Khadir used to spend money on a taxi to take him to the girls' school in time to see his Dahlia get out of class. "She knew nothing about it," Mrs. Ibrahim says. "But he came back and told his sister: 'I love Dahlia. She is so beautiful!' "
That obsessive trait later found another focus: politics. "He was very strict with whatever he did," recalls Khadir's younger brother, Imad Ibrahim Khadir, a KDP policeman. "When he joined the KDP student union, he did that from morning to night."
But the family didn't become concerned until 1996, when Khadir turned 20. He left Arbil, with many other members of the KDP when it was taken over by rival PUK forces. When Khadir returned, he was different.
Not long after, he left the KDP and his family noticed that he prayed with a new vigor. He tried to convince his sister to wear a veil, and tried to persuade Imad to leave the police academy. "He was not telling us his secrets," the brother says. "He pretended he was superior to us." Family members say they used to make fun of Khadir's newfound devotion, taunting him: "You were running after girls - now look at you!"
Gone were the days when Khadir used to have pictures of girls slipped inside his books. One day the young militant insisted that his mother bring the family photo albums to the Islamic institute where he was studying, so he could tear out every single image of himself. The Taliban, too, declared images of people un-Islamic.
"The Koran says: 'Start jihad from wherever you are,' " Khadir says. He never traveled to Afghanistan to train with Al Qaeda there. But he was in contact with Al Qaeda recruiters in Jordan and later in Kurdistan. He moved to Jordan to work and save money to go to study in Yemen under the radical Islamic scholars there. But when he got to Al-Iman University, he was told he didn't have a high school diploma and couldn't attend. Dejected, less than a week later, he returned to Jordan.
But the Jordanians didn't want him, either. He was deported back to Iraq after Jordanian police found radical Islamist tracts in his room and accused him of being an extremist operative. Back in Iraq, he joined Al Towhid, one of the most hard-line Islamist groups in the area.
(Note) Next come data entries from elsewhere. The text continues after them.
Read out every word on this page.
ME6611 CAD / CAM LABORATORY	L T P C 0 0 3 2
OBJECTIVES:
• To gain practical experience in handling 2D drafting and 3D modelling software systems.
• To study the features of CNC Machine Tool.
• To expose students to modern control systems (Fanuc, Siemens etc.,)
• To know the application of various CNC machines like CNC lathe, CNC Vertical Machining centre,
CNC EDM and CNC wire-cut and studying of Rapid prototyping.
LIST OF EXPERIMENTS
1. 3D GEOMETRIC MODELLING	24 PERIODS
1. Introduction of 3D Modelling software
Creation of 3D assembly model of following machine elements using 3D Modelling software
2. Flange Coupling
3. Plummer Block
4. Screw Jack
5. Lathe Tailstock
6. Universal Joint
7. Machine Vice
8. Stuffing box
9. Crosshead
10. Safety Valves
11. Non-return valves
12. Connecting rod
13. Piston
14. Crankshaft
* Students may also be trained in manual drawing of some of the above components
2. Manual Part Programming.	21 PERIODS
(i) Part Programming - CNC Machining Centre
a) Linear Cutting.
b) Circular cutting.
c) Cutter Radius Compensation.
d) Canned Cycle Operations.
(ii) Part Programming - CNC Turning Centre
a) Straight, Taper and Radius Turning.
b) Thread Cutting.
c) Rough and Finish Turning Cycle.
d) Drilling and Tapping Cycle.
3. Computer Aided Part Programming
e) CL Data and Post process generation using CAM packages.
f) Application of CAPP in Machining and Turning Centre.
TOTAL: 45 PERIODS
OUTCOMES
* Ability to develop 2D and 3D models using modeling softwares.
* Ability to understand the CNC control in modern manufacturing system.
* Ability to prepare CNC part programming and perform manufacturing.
In February 2000, Al Towhid murdered François Hariri, the most prominent Christian politician in northern Iraq. Last year, Al Towhid joined the Al Qaeda-backed Ansar al Islam coalition.
While Khadir says he is "happy" that Sept. 11 was a "wake-up call for America, and for us," the US should not be the first target. "Jihad against Arab leaders should be done first, before the Americans," he says. Ties with Christians or Jews are easier for him, he says, than with "hypocrite" Muslims who profess faith, but don't believe.
"If the Americans came to attack Iraq, I would be happier to have an 'infidel' government, than the apostate government [of Saddam Hussein]," Khadir says. "In Palestine, I would rather give all to the Jews - let them come! - than that apostate Yassir Arafat."
These views are incomprehensible to members of Khadir's family, who have just one photograph left of their son - a sepia print of a four-year-old boy with big brown eyes. Family friends long ago drew a moustache on the photo, not as a joke, but to add age and wisdom to the last remaining image. But Khadir's mother is disgusted with her son, and offers the photo to a visitor. "I wish he had died" in the assassination attempt, she says, her eyes tearing up.
Though he remains behind bars, Khadir confidently predicts the assassination was only a prelude. "No matter who the US gets rid of [in the terror war], there will always be jihad - even if the group is small, and does small operations.
"Already, America is killing or arresting Al Qaeda's main leaders," he says. "But if they want to get rid of it, they must get rid of the factories that are creating them. And they can't do it, because that factory is the Koran."